On the green pasture dwelt Glas Gaibhnenn, the cow with green spots, in the low country near the spring of sweet water where the grass grew tall and lush. She was of the lineage of Auðumbla and Kamadhenu, and Hathur was her cousin; her milk flowed bounteous and thick as the best cream, and whenever she was studded she gave birth to twin calves.
Now Glas Gaibhnenn belonged to Goibniu the Smith, in the Ridge of Fire, where he lived with his brothers. One day there came to Goibniu the giant Balor of the Fomorians, Balor of the Evil Eye, and Balor hired Goibniu to help build him a castle in his own land across the straight, on a rocky islet known as Tor More, for which he would need nails and hinges, chains and joints of iron, and frames of lead for the windows. So Goibniu left Glas Gaibhnenn in her pasture, under the care of his brothers, who would go out to milk her in the morning, and see her returned safely home at night.
Now Balor lived under a doom, that he would only be slain by his own grandson. Wily was Balor, and locked up his only daughter Ethnea in the top floor of his tower, which formed the donjon of the keep that Goibniu was to build, and never let her out or to see another soul. Yet Balor was wary and wise, and so he ordered his castle built, as another layer of defenses about his precious daughter, whom he could not bring to kill but dare not let marry for fear of the doom promised to him.
Now Cian was brother of Goibniu, and so too was Samthainn. It was to Cian that Goibniu entrusted his cow, Glas Gaibhnenn of the green spots. But Balor knew of Glas Gaibhnenn, and lusted after the precious cow, who could swell his own herd. So with Goibniu gone, Balor rowed across the straight, and commissioned from Cian a great sword. So Cian set to work, and left Samthainn to watch Glas Gaibhnenn. Yet as Balor was set to leave, he went not straight to his boat, but wandered over to the pasture where Samthainn had watch over the cow with green spots. There the Evil Eye shared with him a flask of mead, and with careful half-truths intimated that Cian and Goibniu had treated Samthainn poorly, in leaving him to watch the cow, and were besides using up Samthainn's third of the steel and iron.
Samthainn, enraged by drink and lies, flew back to the brothers' forge, where Cian labored on Balor's sword. While they squabbled, Balor loaded peaceful and wise Glas Gaibhnenn onto his boat, and had already rowed halfway across the strait by the time that Cian and Samthainn were done with their argument.

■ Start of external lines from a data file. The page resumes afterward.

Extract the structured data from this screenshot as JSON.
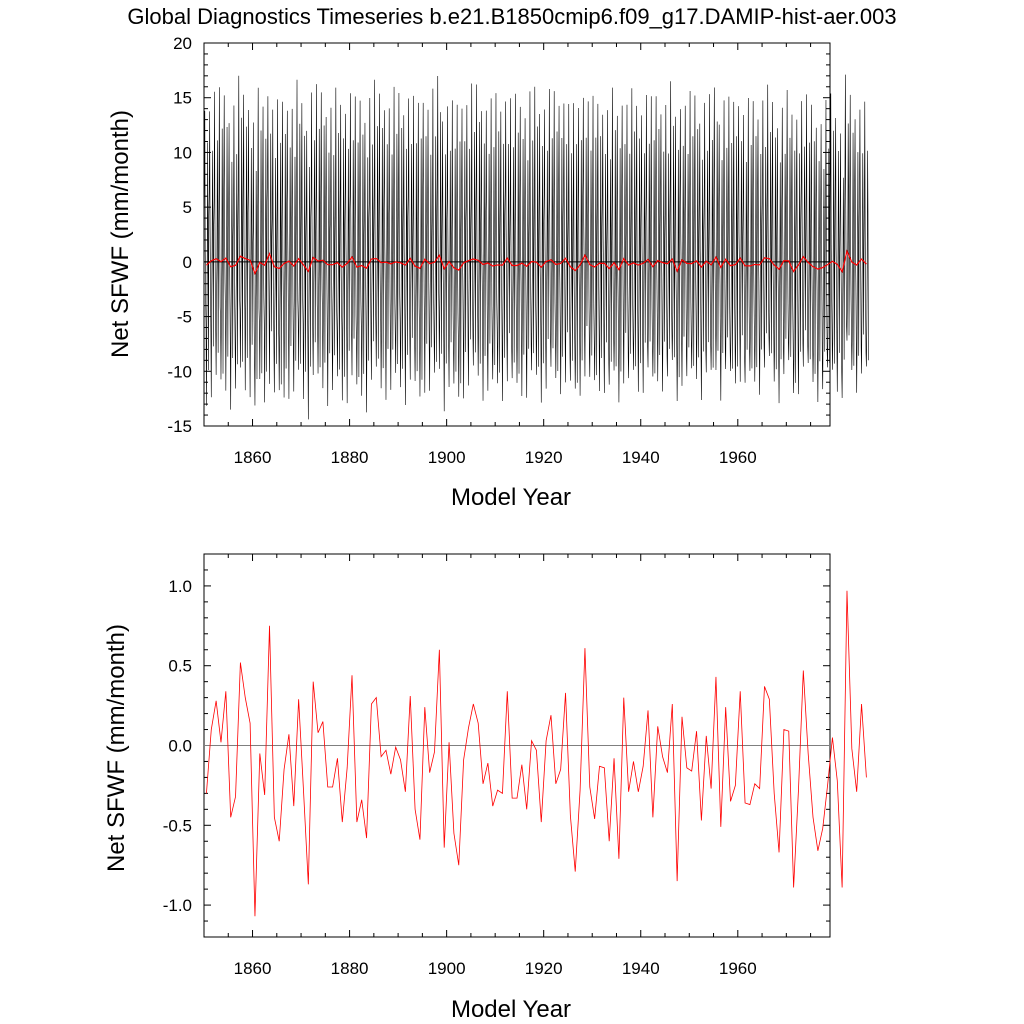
{
  "title": "Global Diagnostics Timeseries b.e21.B1850cmip6.f09_g17.DAMIP-hist-aer.003",
  "colors": {
    "monthly": "#000000",
    "annual": "#ff0000",
    "zero_line": "#7f7f7f",
    "axis": "#000000"
  },
  "chart_data": [
    {
      "type": "line",
      "panel": "top",
      "xlabel": "Model Year",
      "ylabel": "Net SFWF (mm/month)",
      "xlim": [
        1850,
        1979
      ],
      "ylim": [
        -15,
        20
      ],
      "xticks": [
        1860,
        1880,
        1900,
        1920,
        1940,
        1960
      ],
      "xtick_labels": [
        "1860",
        "1880",
        "1900",
        "1920",
        "1940",
        "1960"
      ],
      "yticks": [
        -15,
        -10,
        -5,
        0,
        5,
        10,
        15,
        20
      ],
      "ytick_labels": [
        "-15",
        "-10",
        "-5",
        "0",
        "5",
        "10",
        "15",
        "20"
      ],
      "reference_line": 0,
      "series": [
        {
          "role": "monthly",
          "x_start": 1850,
          "months_per_year": 12,
          "cycle": [
            2.0,
            7.0,
            14.2,
            3.0,
            -3.0,
            -6.5,
            -11.0,
            -5.5,
            1.0,
            10.5,
            4.0,
            -9.0
          ],
          "annual_anomaly": "from annual series"
        },
        {
          "role": "annual",
          "note": "same values as bottom panel annual series"
        }
      ]
    },
    {
      "type": "line",
      "panel": "bottom",
      "xlabel": "Model Year",
      "ylabel": "Net SFWF (mm/month)",
      "xlim": [
        1850,
        1979
      ],
      "ylim": [
        -1.2,
        1.2
      ],
      "xticks": [
        1860,
        1880,
        1900,
        1920,
        1940,
        1960
      ],
      "xtick_labels": [
        "1860",
        "1880",
        "1900",
        "1920",
        "1940",
        "1960"
      ],
      "yticks": [
        -1.0,
        -0.5,
        0.0,
        0.5,
        1.0
      ],
      "ytick_labels": [
        "-1.0",
        "-0.5",
        "0.0",
        "0.5",
        "1.0"
      ],
      "reference_line": 0,
      "series": [
        {
          "role": "annual",
          "x_start": 1850,
          "values": [
            -0.3,
            0.1,
            0.28,
            0.02,
            0.34,
            -0.45,
            -0.32,
            0.52,
            0.3,
            0.14,
            -1.07,
            -0.05,
            -0.31,
            0.75,
            -0.45,
            -0.6,
            -0.15,
            0.07,
            -0.38,
            0.29,
            -0.28,
            -0.87,
            0.4,
            0.08,
            0.15,
            -0.26,
            -0.26,
            -0.08,
            -0.48,
            -0.14,
            0.44,
            -0.48,
            -0.34,
            -0.58,
            0.26,
            0.3,
            -0.07,
            -0.03,
            -0.18,
            -0.01,
            -0.09,
            -0.29,
            0.31,
            -0.4,
            -0.59,
            0.24,
            -0.17,
            -0.04,
            0.6,
            -0.64,
            0.02,
            -0.55,
            -0.75,
            -0.09,
            0.11,
            0.26,
            0.14,
            -0.24,
            -0.11,
            -0.38,
            -0.28,
            -0.3,
            0.34,
            -0.33,
            -0.33,
            -0.12,
            -0.4,
            0.03,
            -0.03,
            -0.48,
            0.03,
            0.19,
            -0.24,
            -0.15,
            0.33,
            -0.44,
            -0.79,
            -0.28,
            0.61,
            -0.26,
            -0.46,
            -0.13,
            -0.14,
            -0.6,
            -0.08,
            -0.71,
            0.3,
            -0.29,
            -0.1,
            -0.29,
            -0.13,
            0.22,
            -0.45,
            0.12,
            -0.07,
            -0.17,
            0.26,
            -0.85,
            0.18,
            -0.14,
            -0.16,
            0.09,
            -0.47,
            0.06,
            -0.27,
            0.43,
            -0.51,
            0.24,
            -0.35,
            -0.25,
            0.34,
            -0.36,
            -0.37,
            -0.24,
            -0.27,
            0.37,
            0.29,
            -0.3,
            -0.67,
            0.1,
            0.09,
            -0.89,
            -0.28,
            0.47,
            -0.05,
            -0.45,
            -0.66,
            -0.52,
            -0.25,
            0.05,
            -0.22,
            -0.89,
            0.97,
            -0.02,
            -0.29,
            0.26,
            -0.2
          ]
        }
      ]
    }
  ]
}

Both brothers berated themselves, but neither so much as Cian, who felt it was his fault, for Goibniu had left the cow with green spots in his care. Yet more, he feared Balor of the Evil Eye.
Now Biróg of the Mountain was a druid, and one of the first of the Tuatha Dé Danaan to come to those shores. She had foreseen the wars of the Tuatha Dé, and had sought out and learned the doom of Balor. So as Balor set out across the strait with his prize, Biróg came up to the side of Cian and spoke to him of her plan. Under Biróg's guidance, Cian shaved his beard and plaited his hair, and hid himself in women's clothes, and so the two sailed across the strait, where Goibniu yet worked as a smith on Balor's castle. To Balor, Goibniu introduced Cian and Biróg as his kinswoman, a widower and her daughter, in need of work, and Balor took them into his household to wash and clean, cook and spin, and care for his imprisoned daughter Ethnea.
Now in time Cian and Ethnea grew close and fell in love, and he would visit her in the night and in rare moments when none else of the household looked, and as the castle rose around her tower, Ethnea in secret gave birth to three sons. Long did Cian, Ethnea, and Biróg labor to keep the children secret, yet once did one of them cry out, and Balor was roused to fury and stormed his daughter's rooms, discovering the great deception. Wroth he was, and cast the three grandchildren into the sea ere his doom could fall upon him...yet one, Lugh, survived.
Now in later years would the revenge of Lugh come on his grandfather, and the doom of Balor would come as had been foretold, though neither Cian or Biróg would live to see it. But that is another tale, and one of greater interest to most, for it deals with kings and wars, and in such great tales the tellers have quite forgotten about Glas Gaibhnenn, the cow with the green spots.